Foi mãe de 2 meninos, porém devido a circunstâncias difíceis, foi obrigada a entregar os filhos para adoção logo após o nascimento. Aparecida alcançou o sucesso em concursos de música carnavalesca e festivais, com composições como “Meu Rio Quatrocentão” e “Zumbi, Zumbi”. Em 1968, tornou-se a segunda mulher (antes dela apenas Dona Ivone Lara) a vencer uma disputa de samba-enredo, com a obra "A Sonata das Matas", para a escola Caprichosos de Pilares. Não se tem registros de mulheres mineiras, anteriores à Aparecida, com projeção nacional significativa no samba, o que torna sua história tão importante para a trajetória feminina no samba mineiro.

A música "13 de Maio", composta por Maria Aparecida Martins em 1979, é uma obra profundamente enraizada na história e na espiritualidade afro-brasileira. Ela entrelaça elementos históricos, culturais e religiosos para celebrar a luta, a resistência e a ancestralidade do povo negro no Brasil. A música tem como eixo central a data de 13 de maio de 1888, dia da assinatura da Lei Áurea, que aboliu formalmente a escravidão no Brasil. No entanto, ao invés de uma comemoração vazia, a canção a ressignifica como símbolo de memória, resistência e ancestralidade negra, abordando com criticidade e espiritualidade a condição do povo negro pós-abolição. A introdução saúda a princesa Isabel, que tradicionalmente é vista como a "redentora", mas a letra logo desloca o foco dela para os verdadeiros protagonistas da resistência negra, como Zumbi dos Palmares, Zé do Patrocínio entre outras figuras que contribuíram na luta contra a escravidão.

Clara Nunes (1942-1983) - Música “Jogo de Angola



Nasceu em Paraopeba (MG), órfã de pai e mãe aos 6 anos de idade, Clara foi criada pelos irmãos. Aos 14 anos começou a trabalhar em fábricas e mudou-se para Belo Horizonte dois anos depois, onde intercalou o trabalho com a carreira musical. Em 1965 mudou-se para o Rio de Janeiro, onde lançou seu primeiro LP pela Odeon. No início de sua carreira venceu concursos de canto e se apresentava nas rádios com músicas de estilos diversos, como boleros, samba-canção, bossa nova e da jovem guarda. “Guerreiro de Oxalá”, em 1969, é a primeira música com referência à religião de matriz africana que Clara Nunes grava.
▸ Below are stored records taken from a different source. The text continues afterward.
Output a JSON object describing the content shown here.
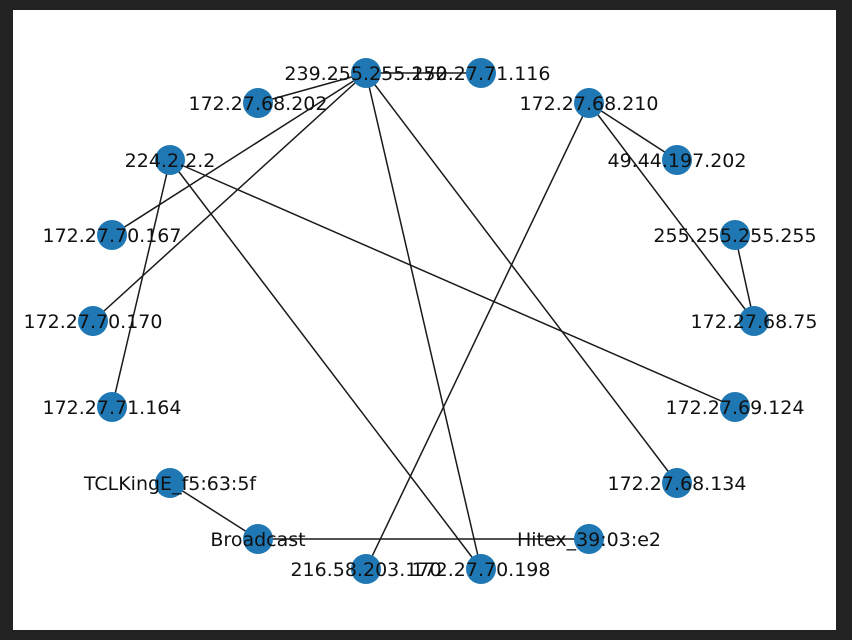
{
  "graph": {
    "node_color": "#1f77b4",
    "edge_color": "#1a1a1a",
    "background": "#ffffff",
    "nodes": [
      {
        "id": "239.255.255.250",
        "label": "239.255.255.250"
      },
      {
        "id": "172.27.71.116",
        "label": "172.27.71.116"
      },
      {
        "id": "172.27.68.202",
        "label": "172.27.68.202"
      },
      {
        "id": "172.27.68.210",
        "label": "172.27.68.210"
      },
      {
        "id": "224.2.2.2",
        "label": "224.2.2.2"
      },
      {
        "id": "49.44.197.202",
        "label": "49.44.197.202"
      },
      {
        "id": "172.27.70.167",
        "label": "172.27.70.167"
      },
      {
        "id": "255.255.255.255",
        "label": "255.255.255.255"
      },
      {
        "id": "172.27.70.170",
        "label": "172.27.70.170"
      },
      {
        "id": "172.27.68.75",
        "label": "172.27.68.75"
      },
      {
        "id": "172.27.71.164",
        "label": "172.27.71.164"
      },
      {
        "id": "172.27.69.124",
        "label": "172.27.69.124"
      },
      {
        "id": "TCLKingE_f5:63:5f",
        "label": "TCLKingE_f5:63:5f"
      },
      {
        "id": "172.27.68.134",
        "label": "172.27.68.134"
      },
      {
        "id": "Broadcast",
        "label": "Broadcast"
      },
      {
        "id": "Hitex_39:03:e2",
        "label": "Hitex_39:03:e2"
      },
      {
        "id": "216.58.203.170",
        "label": "216.58.203.170"
      },
      {
        "id": "172.27.70.198",
        "label": "172.27.70.198"
      }
    ],
    "edges": [
      [
        "239.255.255.250",
        "172.27.71.116"
      ],
      [
        "239.255.255.250",
        "172.27.68.202"
      ],
      [
        "239.255.255.250",
        "172.27.70.167"
      ],
      [
        "239.255.255.250",
        "172.27.70.170"
      ],
      [
        "239.255.255.250",
        "172.27.70.198"
      ],
      [
        "239.255.255.250",
        "172.27.68.134"
      ],
      [
        "224.2.2.2",
        "172.27.71.164"
      ],
      [
        "224.2.2.2",
        "172.27.70.198"
      ],
      [
        "224.2.2.2",
        "172.27.69.124"
      ],
      [
        "172.27.68.210",
        "49.44.197.202"
      ],
      [
        "172.27.68.210",
        "172.27.68.75"
      ],
      [
        "172.27.68.210",
        "216.58.203.170"
      ],
      [
        "255.255.255.255",
        "172.27.68.75"
      ],
      [
        "TCLKingE_f5:63:5f",
        "Broadcast"
      ],
      [
        "Broadcast",
        "Hitex_39:03:e2"
      ]
    ]
  }
}
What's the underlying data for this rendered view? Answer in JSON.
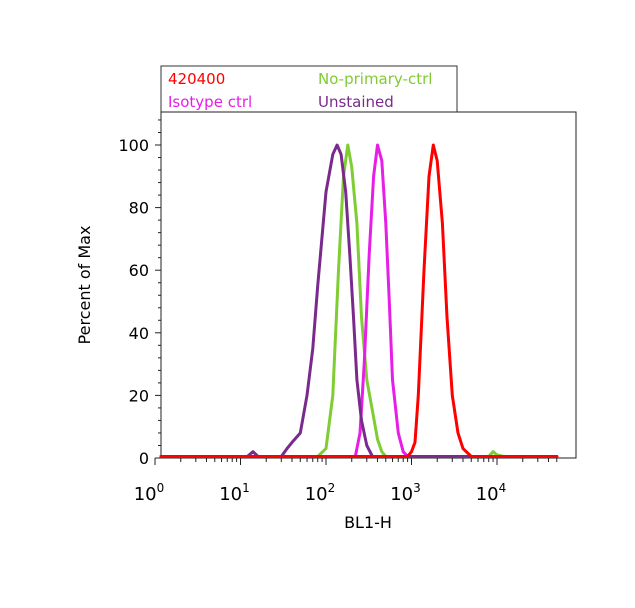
{
  "chart_data": {
    "type": "line",
    "xscale": "log",
    "xlim": [
      1,
      50000
    ],
    "ylim": [
      0,
      110
    ],
    "xlabel": "BL1-H",
    "ylabel": "Percent of Max",
    "x_ticks": [
      {
        "value": 1,
        "base": "10",
        "exp": "0"
      },
      {
        "value": 10,
        "base": "10",
        "exp": "1"
      },
      {
        "value": 100,
        "base": "10",
        "exp": "2"
      },
      {
        "value": 1000,
        "base": "10",
        "exp": "3"
      },
      {
        "value": 10000,
        "base": "10",
        "exp": "4"
      }
    ],
    "y_ticks": [
      "0",
      "20",
      "40",
      "60",
      "80",
      "100"
    ],
    "legend": {
      "placement": "top",
      "entries": [
        {
          "label": "420400",
          "color": "#ff0000"
        },
        {
          "label": "No-primary-ctrl",
          "color": "#7fcc33"
        },
        {
          "label": "Isotype ctrl",
          "color": "#e61ee6"
        },
        {
          "label": "Unstained",
          "color": "#7a2a8c"
        }
      ]
    },
    "series": [
      {
        "name": "No-primary-ctrl",
        "color": "#7fcc33",
        "points": [
          [
            1,
            0
          ],
          [
            80,
            0
          ],
          [
            100,
            3
          ],
          [
            120,
            20
          ],
          [
            140,
            60
          ],
          [
            160,
            90
          ],
          [
            180,
            100
          ],
          [
            200,
            93
          ],
          [
            230,
            75
          ],
          [
            260,
            45
          ],
          [
            300,
            25
          ],
          [
            350,
            15
          ],
          [
            400,
            6
          ],
          [
            450,
            2
          ],
          [
            500,
            0
          ],
          [
            8000,
            0
          ],
          [
            9000,
            2
          ],
          [
            10000,
            1
          ],
          [
            12000,
            0
          ],
          [
            50000,
            0
          ]
        ]
      },
      {
        "name": "Isotype ctrl",
        "color": "#e61ee6",
        "points": [
          [
            1,
            0
          ],
          [
            220,
            0
          ],
          [
            250,
            8
          ],
          [
            280,
            30
          ],
          [
            320,
            65
          ],
          [
            360,
            90
          ],
          [
            400,
            100
          ],
          [
            450,
            95
          ],
          [
            500,
            75
          ],
          [
            550,
            50
          ],
          [
            600,
            25
          ],
          [
            700,
            8
          ],
          [
            800,
            2
          ],
          [
            900,
            0
          ],
          [
            50000,
            0
          ]
        ]
      },
      {
        "name": "Unstained",
        "color": "#7a2a8c",
        "points": [
          [
            1,
            0
          ],
          [
            12,
            0
          ],
          [
            14,
            2
          ],
          [
            16,
            0
          ],
          [
            30,
            0
          ],
          [
            35,
            3
          ],
          [
            40,
            5
          ],
          [
            50,
            8
          ],
          [
            60,
            20
          ],
          [
            70,
            35
          ],
          [
            80,
            55
          ],
          [
            100,
            85
          ],
          [
            120,
            97
          ],
          [
            135,
            100
          ],
          [
            150,
            97
          ],
          [
            170,
            85
          ],
          [
            190,
            65
          ],
          [
            210,
            45
          ],
          [
            230,
            25
          ],
          [
            260,
            12
          ],
          [
            300,
            4
          ],
          [
            350,
            0
          ],
          [
            50000,
            0
          ]
        ]
      },
      {
        "name": "420400",
        "color": "#ff0000",
        "points": [
          [
            1,
            0
          ],
          [
            900,
            0
          ],
          [
            1000,
            2
          ],
          [
            1100,
            5
          ],
          [
            1200,
            20
          ],
          [
            1400,
            60
          ],
          [
            1600,
            90
          ],
          [
            1800,
            100
          ],
          [
            2000,
            95
          ],
          [
            2300,
            75
          ],
          [
            2600,
            45
          ],
          [
            3000,
            20
          ],
          [
            3500,
            8
          ],
          [
            4000,
            3
          ],
          [
            5000,
            0
          ],
          [
            50000,
            0
          ]
        ]
      }
    ]
  }
}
Na década de 1970, Clara constrói então uma imagem afro-brasileira com a produção de Adelzon Alves e do estilista carnavalesco Geraldo Sobreira (Matos, Guerra, Ladeira, 2025).

A partir de então, Clara Nunes se consolida no cenário musical brasileiro e difunde sua visão pessoal e sua defesa pela cultura afro-brasileira mesmo sendo uma mulher de pele branca. A cultura afro-brasileira está presente na religião, nas vestimentas, no estilo de vida. Na década de 1970, o programa Fantástico reproduziu por quase dez anos videoclipes da cantora. Para a emissora, os vídeos eram um sucesso de audiência e uma estratégia de conteúdo durante a ditadura, para amenizar o cenário político no horário nobre. Para Clara, essa repercussão era uma forma de estar inserida no mercado da música e, ainda assim, divulgar a cultura afro-brasileira (Coelho, 2023).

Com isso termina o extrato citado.